Santos-Dumont's story begins in Brazil where he was born into wealth and interested at in early age in mechanics and flight. He arrived in Paris, the epicenter of ballooning, in 1891 at the age of 18 and a few years later took his first flight. By 1898 he began designing his own balloons, ones powered by small engines and were capable -- usually -- of being steered. Through constant refinement and trial and error Santos-Dumont pushed the envelope of what balloons were capable. It wasn't surprising that he believed the potential for powered balloon flight was unlimited.
It's tempting to think of ballooning as a gentleman's sport but the reality was it was a very dangerous hobby. By the time Santos-Dumont entered the field hundreds of people had died in horrific crashes, explosions or falls. He himself had survived several narrow escapes and quickly developed the reputation of a daredevil. Contemporary newspaper accounts chronicled his adventures and he soon became famous across the world for his achievements -- not to mention for living to talk about his occasional crash landing onto the property of the well-to-do or the roofs of the more humble.

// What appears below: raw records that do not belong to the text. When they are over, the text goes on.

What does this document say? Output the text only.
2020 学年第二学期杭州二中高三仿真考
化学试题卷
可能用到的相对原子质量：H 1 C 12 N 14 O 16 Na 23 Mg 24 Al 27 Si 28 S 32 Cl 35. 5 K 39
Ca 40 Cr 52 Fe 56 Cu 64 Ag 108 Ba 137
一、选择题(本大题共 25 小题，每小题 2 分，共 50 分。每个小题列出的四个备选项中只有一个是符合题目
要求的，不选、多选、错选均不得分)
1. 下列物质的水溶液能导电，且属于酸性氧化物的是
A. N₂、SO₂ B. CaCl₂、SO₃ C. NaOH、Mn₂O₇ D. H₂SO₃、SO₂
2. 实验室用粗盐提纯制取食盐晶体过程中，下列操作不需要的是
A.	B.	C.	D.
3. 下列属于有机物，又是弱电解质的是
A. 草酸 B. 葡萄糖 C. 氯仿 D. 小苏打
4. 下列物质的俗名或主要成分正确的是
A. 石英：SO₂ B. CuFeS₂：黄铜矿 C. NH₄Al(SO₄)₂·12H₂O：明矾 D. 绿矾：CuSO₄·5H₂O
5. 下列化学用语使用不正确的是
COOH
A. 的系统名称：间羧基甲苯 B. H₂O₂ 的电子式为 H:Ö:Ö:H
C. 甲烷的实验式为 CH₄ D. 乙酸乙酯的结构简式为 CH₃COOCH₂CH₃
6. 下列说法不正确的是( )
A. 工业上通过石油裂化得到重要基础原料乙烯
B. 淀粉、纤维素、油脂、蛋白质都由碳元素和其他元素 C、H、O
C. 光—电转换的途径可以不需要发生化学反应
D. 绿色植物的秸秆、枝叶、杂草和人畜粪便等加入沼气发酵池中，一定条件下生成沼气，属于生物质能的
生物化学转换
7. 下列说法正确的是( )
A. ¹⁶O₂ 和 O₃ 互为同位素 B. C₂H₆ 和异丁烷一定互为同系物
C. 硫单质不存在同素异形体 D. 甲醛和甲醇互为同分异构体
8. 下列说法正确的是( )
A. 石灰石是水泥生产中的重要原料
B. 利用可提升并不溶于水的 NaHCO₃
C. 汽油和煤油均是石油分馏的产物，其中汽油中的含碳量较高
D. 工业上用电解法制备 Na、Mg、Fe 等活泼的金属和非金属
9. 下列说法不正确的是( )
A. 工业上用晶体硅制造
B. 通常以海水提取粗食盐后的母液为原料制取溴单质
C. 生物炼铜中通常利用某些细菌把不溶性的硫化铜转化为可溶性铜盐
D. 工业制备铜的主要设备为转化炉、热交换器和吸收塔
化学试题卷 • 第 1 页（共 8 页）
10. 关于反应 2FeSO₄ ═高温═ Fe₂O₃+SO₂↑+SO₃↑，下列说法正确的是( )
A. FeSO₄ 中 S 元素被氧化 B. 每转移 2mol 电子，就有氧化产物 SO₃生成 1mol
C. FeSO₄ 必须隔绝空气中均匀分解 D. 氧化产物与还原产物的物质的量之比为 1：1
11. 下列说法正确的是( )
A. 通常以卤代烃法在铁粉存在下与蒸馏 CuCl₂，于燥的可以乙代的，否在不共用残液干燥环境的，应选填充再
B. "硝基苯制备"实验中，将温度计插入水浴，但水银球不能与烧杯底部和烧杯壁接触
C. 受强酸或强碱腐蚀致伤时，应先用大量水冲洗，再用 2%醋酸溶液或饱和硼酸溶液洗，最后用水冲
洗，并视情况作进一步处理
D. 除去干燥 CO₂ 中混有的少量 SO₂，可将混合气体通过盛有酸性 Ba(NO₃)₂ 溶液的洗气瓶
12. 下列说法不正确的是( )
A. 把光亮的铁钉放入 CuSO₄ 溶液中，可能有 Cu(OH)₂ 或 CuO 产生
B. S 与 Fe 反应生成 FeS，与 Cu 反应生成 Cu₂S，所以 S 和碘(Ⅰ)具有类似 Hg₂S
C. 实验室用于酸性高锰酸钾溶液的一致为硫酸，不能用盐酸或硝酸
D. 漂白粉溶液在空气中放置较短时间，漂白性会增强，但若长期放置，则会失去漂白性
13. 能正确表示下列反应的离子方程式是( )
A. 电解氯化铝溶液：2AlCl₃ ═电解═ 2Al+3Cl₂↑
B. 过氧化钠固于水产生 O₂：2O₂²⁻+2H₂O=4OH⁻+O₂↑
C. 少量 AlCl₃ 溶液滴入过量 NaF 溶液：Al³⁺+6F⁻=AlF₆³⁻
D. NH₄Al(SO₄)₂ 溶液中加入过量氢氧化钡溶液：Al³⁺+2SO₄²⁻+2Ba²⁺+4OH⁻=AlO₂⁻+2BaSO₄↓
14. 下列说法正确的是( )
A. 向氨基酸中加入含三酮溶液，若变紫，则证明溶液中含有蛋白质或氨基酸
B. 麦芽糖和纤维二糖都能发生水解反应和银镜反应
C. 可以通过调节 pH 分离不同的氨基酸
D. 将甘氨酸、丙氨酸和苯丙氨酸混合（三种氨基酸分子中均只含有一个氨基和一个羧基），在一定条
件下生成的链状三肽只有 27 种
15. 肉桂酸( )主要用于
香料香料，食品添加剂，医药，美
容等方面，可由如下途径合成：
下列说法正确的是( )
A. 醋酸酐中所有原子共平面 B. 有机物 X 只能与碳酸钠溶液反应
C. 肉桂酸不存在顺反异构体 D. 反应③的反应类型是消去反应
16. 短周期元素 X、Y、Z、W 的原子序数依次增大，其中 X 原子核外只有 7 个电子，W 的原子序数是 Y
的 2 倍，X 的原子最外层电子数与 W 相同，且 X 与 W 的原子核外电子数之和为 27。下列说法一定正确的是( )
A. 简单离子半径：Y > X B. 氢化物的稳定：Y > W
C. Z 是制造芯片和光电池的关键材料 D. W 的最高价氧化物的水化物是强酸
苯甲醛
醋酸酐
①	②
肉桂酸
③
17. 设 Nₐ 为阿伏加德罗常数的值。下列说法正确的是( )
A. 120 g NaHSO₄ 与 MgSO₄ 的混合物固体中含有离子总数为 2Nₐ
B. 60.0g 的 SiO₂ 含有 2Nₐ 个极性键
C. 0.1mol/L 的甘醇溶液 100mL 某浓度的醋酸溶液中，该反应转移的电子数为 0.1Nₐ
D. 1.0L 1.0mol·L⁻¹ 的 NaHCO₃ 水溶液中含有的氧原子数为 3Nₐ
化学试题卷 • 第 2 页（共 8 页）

The playful side of the driven Santos-Dumont occasionally comes out in Hoffman's story. He delighted in one of his airships that served as a personal craft, flying it around Paris and parking it his favorite restaurant or in front of his home. He also thrived on competition, though he was so far ahead of everyone else that it seemed he was alone in his own race, and demanded of himself that he be the first to set a new mark.
Unfortunately for him, while Santos-Dumont was working with lighter than air, the Wright brothers were experimenting with powered heavier than air flight. In 1903 they flew their plane in secret -- so secret that when Santos-Dumont took his first flight in 1906 it was believed he had been the first to achieve the feat. When the Wright brothers managed to convince even the most nationalist Frenchman of their case Santos-Dumont's mainstream fame evaporated quickly. He eventually fell into a world of depression and ill-health, exacerbated by the knowledge that aircraft, both balloon and airplanes, were being used for warfare instead of bringing the world closer together.
That Santos-Dumont wasn't the first to fly an airplane doesn't make his story any less vital to the history of aviation. As Wings of Madness proves, Santos-Dumont's greatest contribution may have been more important than a simple date. His single-minded devotion to aviation and the benefits it would bring humanity inspired others to believe in the future of flight. Hoffman's touching account of Santos-Dumont's life and achievements does justice to a man that proved life isn't always about who crosses the finish line first but sometimes how he ran the race.
Steven Martinovich is a freelance writer in Sudbury, Ontario.